Tel est le grand mérite de Lestringant, professeur de littérature du XVIe siècle à la Sorbonne, de faire le point sur toutes les facettes d’une vie et d’une œuvre qui n’ont cessé de se confondre, aussi bien dans les romans, tels "La Porte étroite" (1909) et "Les Caves du Vatican" (1914), que dans la masse des plaquettes autobiographiques qui s’entortillent autour de la poutre maîtresse du "Journal" (dont la version intégrale dans la Pléiade n’a toutefois paru qu’en 1997). Et de le faire avec autant de sérénité dans le jugement que de netteté dans l’exposé des compulsifs appétits sexuels de l’auteur de "L’Immoraliste" (1902).

Comment son biographe le voit-il ? D’abord comme l’un des derniers classiques, grand lecteur des Anciens, en particulier de Virgile qu’il lira jusqu’à sa mort : "Ce qualificatif n’a rien de suranné. A l’époque de la marchandisation du monde et de la vénalité de la culture, Gide peut servir de modèle. Il incarne moins la résistance à l’époque, une époque qu’au contraire il a su accompagner dans sa mobilité et ses métamorphoses, parfois même dans ses soubresauts, qu’une capacité de réserve et de distanciation critique par rapport à celle-ci, dans la liberté préservée de l’esprit et du corps".

Ensuite comme un homme dont le terrain mental avait été planté par la Réforme protestante, longtemps assumée avec ferveur, puis subie et finalement rejetée.

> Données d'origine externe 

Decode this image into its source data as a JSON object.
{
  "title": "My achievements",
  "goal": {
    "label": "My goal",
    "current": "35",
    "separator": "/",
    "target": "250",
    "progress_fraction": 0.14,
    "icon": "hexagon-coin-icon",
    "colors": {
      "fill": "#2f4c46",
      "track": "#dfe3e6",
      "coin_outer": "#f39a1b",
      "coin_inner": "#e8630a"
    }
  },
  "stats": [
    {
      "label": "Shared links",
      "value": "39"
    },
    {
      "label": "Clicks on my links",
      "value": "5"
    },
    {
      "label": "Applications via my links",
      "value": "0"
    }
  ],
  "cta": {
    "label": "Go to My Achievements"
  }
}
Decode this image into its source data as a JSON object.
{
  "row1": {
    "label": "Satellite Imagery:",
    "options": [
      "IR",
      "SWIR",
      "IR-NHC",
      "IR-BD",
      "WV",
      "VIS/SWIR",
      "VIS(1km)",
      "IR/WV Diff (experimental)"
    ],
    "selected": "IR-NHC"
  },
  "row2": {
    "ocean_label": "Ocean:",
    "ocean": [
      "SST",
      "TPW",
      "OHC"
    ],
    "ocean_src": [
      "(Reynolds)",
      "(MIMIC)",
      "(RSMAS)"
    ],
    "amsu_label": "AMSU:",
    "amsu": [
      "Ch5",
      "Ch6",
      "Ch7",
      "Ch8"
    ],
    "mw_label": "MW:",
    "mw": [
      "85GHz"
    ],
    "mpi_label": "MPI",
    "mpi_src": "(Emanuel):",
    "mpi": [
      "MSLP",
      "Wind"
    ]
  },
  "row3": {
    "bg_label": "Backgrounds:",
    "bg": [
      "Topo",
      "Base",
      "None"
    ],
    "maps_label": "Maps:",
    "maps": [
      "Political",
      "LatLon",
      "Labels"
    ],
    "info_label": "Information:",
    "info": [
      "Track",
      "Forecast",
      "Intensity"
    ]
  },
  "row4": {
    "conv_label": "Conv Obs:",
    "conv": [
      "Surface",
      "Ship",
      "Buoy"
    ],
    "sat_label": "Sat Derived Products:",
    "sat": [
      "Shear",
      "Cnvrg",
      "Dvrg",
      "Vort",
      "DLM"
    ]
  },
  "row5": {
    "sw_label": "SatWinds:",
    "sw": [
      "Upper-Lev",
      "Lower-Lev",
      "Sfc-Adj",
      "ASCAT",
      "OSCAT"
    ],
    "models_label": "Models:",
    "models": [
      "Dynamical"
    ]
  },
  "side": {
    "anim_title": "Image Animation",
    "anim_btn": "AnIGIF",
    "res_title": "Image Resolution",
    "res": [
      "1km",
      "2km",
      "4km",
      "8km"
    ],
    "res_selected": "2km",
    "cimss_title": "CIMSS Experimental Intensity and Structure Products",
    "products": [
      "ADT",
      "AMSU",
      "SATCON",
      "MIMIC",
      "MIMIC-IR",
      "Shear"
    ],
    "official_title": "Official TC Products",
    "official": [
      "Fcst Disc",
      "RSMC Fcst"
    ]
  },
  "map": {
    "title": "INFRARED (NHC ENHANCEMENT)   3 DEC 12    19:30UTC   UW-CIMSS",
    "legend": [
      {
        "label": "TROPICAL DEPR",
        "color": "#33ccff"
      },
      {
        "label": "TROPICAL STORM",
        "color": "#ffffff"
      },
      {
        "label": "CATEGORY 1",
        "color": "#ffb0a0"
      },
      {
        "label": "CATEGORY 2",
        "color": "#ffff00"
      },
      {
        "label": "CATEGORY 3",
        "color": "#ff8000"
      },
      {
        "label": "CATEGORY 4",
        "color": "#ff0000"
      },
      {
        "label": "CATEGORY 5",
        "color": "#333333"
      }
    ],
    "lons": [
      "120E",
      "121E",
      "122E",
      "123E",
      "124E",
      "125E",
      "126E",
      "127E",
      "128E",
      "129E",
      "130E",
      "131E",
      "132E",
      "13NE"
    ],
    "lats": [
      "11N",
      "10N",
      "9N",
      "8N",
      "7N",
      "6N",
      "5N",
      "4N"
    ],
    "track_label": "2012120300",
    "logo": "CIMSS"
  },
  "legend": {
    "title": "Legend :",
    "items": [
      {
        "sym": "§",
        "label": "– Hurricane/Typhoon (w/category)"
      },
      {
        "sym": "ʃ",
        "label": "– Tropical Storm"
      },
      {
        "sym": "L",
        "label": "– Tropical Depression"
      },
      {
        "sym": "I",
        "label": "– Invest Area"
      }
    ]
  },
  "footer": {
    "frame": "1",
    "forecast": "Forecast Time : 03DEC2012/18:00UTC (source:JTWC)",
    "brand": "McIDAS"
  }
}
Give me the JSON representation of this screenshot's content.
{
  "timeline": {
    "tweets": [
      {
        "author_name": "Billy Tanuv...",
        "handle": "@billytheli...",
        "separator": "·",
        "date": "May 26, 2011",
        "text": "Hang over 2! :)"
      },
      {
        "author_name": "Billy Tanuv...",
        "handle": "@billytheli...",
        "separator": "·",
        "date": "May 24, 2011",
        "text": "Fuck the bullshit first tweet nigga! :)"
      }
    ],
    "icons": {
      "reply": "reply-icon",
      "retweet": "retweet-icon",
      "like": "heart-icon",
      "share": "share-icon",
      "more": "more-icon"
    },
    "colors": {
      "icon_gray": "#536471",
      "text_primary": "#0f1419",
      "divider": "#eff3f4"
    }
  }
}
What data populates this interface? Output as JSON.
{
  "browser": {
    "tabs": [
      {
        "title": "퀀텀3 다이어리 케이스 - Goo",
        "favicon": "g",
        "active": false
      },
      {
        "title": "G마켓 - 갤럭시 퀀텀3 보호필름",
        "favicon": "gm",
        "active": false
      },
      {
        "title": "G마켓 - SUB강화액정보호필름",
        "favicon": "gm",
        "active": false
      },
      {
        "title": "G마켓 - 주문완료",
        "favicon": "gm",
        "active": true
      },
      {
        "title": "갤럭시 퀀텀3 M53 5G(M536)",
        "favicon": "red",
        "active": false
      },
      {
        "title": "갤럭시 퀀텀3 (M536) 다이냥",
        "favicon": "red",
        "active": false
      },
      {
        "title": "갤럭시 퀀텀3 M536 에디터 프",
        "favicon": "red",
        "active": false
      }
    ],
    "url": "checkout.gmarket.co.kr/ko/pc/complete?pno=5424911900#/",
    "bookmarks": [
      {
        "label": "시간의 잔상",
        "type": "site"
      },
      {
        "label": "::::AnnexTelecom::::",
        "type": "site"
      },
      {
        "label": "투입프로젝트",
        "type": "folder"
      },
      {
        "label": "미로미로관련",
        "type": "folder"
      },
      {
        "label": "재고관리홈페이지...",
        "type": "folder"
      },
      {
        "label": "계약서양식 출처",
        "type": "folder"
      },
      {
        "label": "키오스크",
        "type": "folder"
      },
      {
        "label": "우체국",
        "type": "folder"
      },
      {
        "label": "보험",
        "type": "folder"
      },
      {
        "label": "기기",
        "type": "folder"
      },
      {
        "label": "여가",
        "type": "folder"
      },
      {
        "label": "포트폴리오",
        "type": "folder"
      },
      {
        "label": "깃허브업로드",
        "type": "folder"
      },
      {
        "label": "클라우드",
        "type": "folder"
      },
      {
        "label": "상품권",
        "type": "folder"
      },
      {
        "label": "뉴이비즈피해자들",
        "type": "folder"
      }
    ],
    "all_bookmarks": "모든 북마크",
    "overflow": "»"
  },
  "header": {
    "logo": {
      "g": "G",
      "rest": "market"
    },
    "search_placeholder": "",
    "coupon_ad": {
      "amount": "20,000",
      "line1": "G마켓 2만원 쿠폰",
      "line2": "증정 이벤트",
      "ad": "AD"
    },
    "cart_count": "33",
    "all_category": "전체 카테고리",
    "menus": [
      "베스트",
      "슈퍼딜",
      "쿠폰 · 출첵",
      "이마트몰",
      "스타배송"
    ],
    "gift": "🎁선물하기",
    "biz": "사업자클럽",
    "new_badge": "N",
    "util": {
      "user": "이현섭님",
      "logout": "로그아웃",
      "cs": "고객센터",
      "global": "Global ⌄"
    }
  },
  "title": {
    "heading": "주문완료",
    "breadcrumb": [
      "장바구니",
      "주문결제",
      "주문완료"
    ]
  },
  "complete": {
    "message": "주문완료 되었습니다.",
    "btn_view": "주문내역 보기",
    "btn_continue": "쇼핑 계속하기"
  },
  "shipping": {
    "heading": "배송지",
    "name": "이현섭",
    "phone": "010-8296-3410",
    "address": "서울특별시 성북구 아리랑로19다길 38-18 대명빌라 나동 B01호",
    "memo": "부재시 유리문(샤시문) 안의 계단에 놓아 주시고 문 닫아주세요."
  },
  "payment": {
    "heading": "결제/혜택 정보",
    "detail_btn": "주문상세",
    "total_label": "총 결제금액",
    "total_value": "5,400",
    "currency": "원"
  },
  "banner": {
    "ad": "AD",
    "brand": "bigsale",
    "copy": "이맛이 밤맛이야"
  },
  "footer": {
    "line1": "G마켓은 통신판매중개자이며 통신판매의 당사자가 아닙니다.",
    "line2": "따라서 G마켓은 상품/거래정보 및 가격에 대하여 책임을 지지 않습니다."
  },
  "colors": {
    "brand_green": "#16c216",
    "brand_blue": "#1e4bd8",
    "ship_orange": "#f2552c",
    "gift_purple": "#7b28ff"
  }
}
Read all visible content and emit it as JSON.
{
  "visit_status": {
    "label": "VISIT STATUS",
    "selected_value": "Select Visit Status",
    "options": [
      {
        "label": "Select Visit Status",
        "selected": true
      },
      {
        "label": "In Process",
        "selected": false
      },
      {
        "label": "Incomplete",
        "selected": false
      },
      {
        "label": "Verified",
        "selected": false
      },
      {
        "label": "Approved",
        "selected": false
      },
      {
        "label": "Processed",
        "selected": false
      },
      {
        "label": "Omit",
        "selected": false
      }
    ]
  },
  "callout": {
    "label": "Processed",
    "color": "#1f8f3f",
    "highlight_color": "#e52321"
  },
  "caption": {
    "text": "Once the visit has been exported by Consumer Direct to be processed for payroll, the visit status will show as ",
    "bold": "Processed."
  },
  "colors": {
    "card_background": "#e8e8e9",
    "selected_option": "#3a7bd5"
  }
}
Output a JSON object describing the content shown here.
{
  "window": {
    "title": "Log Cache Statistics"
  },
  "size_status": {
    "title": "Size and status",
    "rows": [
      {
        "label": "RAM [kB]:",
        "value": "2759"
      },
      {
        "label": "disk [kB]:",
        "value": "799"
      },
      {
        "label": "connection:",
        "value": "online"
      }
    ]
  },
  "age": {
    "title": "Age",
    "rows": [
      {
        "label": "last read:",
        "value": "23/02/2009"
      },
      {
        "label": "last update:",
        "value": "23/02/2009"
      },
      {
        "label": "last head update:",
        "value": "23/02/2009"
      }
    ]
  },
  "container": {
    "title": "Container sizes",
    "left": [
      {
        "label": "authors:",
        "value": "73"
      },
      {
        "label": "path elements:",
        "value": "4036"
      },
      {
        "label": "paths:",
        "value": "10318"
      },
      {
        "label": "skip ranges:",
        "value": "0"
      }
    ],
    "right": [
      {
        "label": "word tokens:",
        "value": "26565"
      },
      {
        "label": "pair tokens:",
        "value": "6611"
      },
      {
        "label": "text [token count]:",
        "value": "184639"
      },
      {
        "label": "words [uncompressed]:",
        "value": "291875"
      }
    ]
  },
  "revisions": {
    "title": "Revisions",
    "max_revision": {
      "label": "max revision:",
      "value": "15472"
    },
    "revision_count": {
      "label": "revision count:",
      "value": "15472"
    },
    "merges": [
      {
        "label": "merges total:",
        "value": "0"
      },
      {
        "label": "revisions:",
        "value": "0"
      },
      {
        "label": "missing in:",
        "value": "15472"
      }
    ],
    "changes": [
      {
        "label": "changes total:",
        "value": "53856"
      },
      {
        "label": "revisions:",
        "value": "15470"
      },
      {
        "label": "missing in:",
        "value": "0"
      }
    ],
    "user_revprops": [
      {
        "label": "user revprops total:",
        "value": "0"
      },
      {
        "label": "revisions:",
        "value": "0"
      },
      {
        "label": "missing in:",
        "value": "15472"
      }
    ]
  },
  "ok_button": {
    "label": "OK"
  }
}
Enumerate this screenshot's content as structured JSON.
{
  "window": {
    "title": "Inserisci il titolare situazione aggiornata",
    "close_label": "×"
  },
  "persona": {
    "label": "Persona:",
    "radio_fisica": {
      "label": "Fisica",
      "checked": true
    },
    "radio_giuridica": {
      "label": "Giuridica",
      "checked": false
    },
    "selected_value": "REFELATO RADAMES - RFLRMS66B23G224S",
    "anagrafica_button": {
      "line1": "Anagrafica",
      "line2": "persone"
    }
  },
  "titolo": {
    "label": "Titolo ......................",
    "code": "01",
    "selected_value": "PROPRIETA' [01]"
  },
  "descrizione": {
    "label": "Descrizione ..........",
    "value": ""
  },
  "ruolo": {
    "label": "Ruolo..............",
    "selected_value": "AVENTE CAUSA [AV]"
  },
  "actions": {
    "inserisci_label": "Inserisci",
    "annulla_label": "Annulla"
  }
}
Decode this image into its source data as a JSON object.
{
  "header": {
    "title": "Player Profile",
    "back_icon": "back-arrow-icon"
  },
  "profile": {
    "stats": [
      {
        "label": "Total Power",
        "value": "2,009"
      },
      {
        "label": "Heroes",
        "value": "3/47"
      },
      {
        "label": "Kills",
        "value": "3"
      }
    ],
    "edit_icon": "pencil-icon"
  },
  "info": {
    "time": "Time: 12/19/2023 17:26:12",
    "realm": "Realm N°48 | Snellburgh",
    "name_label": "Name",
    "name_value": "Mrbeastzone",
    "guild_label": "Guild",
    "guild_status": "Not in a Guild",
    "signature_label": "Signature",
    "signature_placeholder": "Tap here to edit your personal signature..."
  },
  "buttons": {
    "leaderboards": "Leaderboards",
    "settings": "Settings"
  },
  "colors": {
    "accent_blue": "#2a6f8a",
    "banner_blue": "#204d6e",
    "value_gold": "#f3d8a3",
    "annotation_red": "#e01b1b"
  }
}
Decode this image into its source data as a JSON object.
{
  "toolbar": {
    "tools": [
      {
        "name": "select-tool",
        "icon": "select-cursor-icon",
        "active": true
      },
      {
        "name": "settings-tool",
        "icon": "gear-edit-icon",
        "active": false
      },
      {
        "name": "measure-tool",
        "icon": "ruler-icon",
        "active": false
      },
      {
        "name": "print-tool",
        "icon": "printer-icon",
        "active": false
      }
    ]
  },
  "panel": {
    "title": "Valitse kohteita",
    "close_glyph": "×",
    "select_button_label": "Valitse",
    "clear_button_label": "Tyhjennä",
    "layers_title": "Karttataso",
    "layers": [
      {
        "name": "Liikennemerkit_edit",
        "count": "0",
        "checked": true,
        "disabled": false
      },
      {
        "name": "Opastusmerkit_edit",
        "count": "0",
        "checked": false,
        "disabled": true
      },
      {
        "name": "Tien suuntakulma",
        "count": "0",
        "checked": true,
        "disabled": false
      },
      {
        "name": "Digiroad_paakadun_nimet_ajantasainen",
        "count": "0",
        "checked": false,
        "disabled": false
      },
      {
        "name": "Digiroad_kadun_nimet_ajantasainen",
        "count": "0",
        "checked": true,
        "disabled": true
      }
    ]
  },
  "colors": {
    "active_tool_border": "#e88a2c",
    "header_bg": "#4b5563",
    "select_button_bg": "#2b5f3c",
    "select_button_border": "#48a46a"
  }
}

Sans le substrat chrétien, impossible de comprendre la révolte hédoniste des "Nourritures terrestres" (1897); les troubles de conscience qui lui inspirèrent "La Symphonie pastorale" (1919); ou encore son attachement à la figure du Christ (contre le légalisme de saint Paul) en même temps que sa définitive défiance de toute Eglise.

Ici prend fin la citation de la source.